Rinse stations installed throughout Otter Tail County
By Tom Hintgen
Otter Tail County Correspondent
Most angers know that cleaning boats after leaving area lakes, in order to stop the spread of Aquatic Invasive Species (AIS), takes some efforts that are not always easy.
Giving a helping hand to anglers, after some time spent fishing on Little Pine Lake near Perham, is Otter Tail County which has installed a rinse station at the public access in the city-owned Paul Miller Park.
The unit, part of a pilot project in coordination with the Minnesota DNR and the City of Perham, became operational on Aug. 9.
“We use filtered lake water that is pumped to a hose reel,” said Spencer McGrew, Otter Tail County’s Aquatic Invasive Species Specialist who manages the county’s AIS Prevention Program.
“This unit was designed by anglers, for anglers,” McGrew said. “It’s a great benefit for men and women, boys and girls who have been out on the lake.”
Otter Tail County and other counties, for several years, have encouraged county residents and visitors to take the responsibility to inspect boats, trailers and equipment and remove visible aquatic plants.
“The new rinse station makes it easier to hose down the boat hull, rinse out the live well and spray the trailer bunks and axle,” McGrew said.
Another faucet just down the hill from the rinse station at Paul Miller Park will eventually be used to help anglers exchange their bait water with filtered water. This will help them transport their bait to other lakes where they plan to fish.
“The idea is anglers, after leaving Little Pine Lake, will dump out water from the bait container, rinse the bait and replace the container with fresh and filtered water,” McGrew said.
The cost for this project at the Paul Miller Park boat access, just north of Perham, totaled $5,200.
“Otter Tail County’s AIS Task Force oversees and develops programs,” McGrew said. “The Perham area project is one thing the task force really wanted to see developed.”
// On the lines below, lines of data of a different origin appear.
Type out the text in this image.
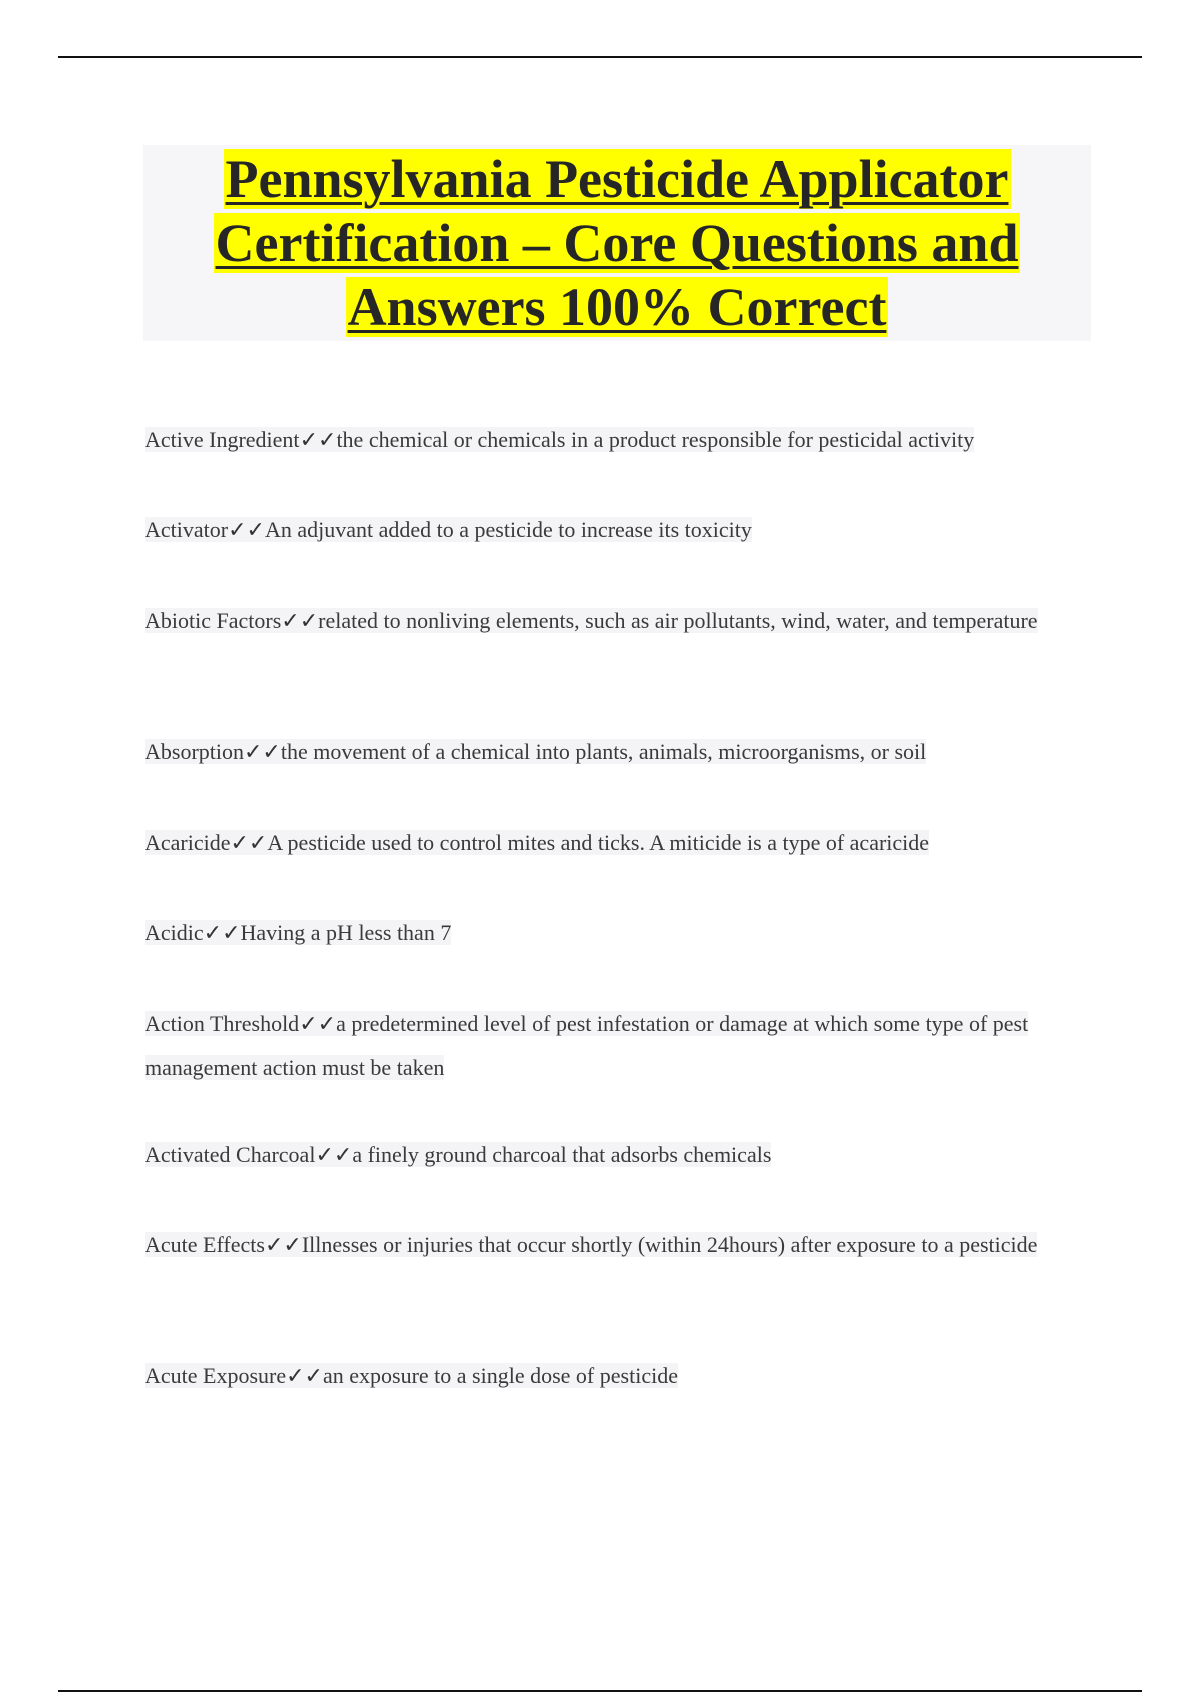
Pennsylvania Pesticide Applicator
Certification – Core Questions and
Answers 100% Correct
Active Ingredient✓✓the chemical or chemicals in a product responsible for pesticidal activity
Activator✓✓An adjuvant added to a pesticide to increase its toxicity
Abiotic Factors✓✓related to nonliving elements, such as air pollutants, wind, water, and temperature
Absorption✓✓the movement of a chemical into plants, animals, microorganisms, or soil
Acaricide✓✓A pesticide used to control mites and ticks. A miticide is a type of acaricide
Acidic✓✓Having a pH less than 7
Action Threshold✓✓a predetermined level of pest infestation or damage at which some type of pest management action must be taken
Activated Charcoal✓✓a finely ground charcoal that adsorbs chemicals
Acute Effects✓✓Illnesses or injuries that occur shortly (within 24hours) after exposure to a pesticide
Acute Exposure✓✓an exposure to a single dose of pesticide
To complete the project, 300 feet of cable for electricity had to be trenched in from a nearby transformer.
“Our rinse station is among the first in Minnesota to provide filtered lake water in order to help anglers fight aquatic invasive species,” McGrew said.
Next summer Otter Tail County, headed by McGrew, hopes to install a second rinse station at a public boat access in the southern section of the county.
“The goal in 2023 and in succeeding years will be to continue to help anglers overcome barriers to fighting AIS,” McGrew said. “Most people who fish on area lakes want to do the right thing.”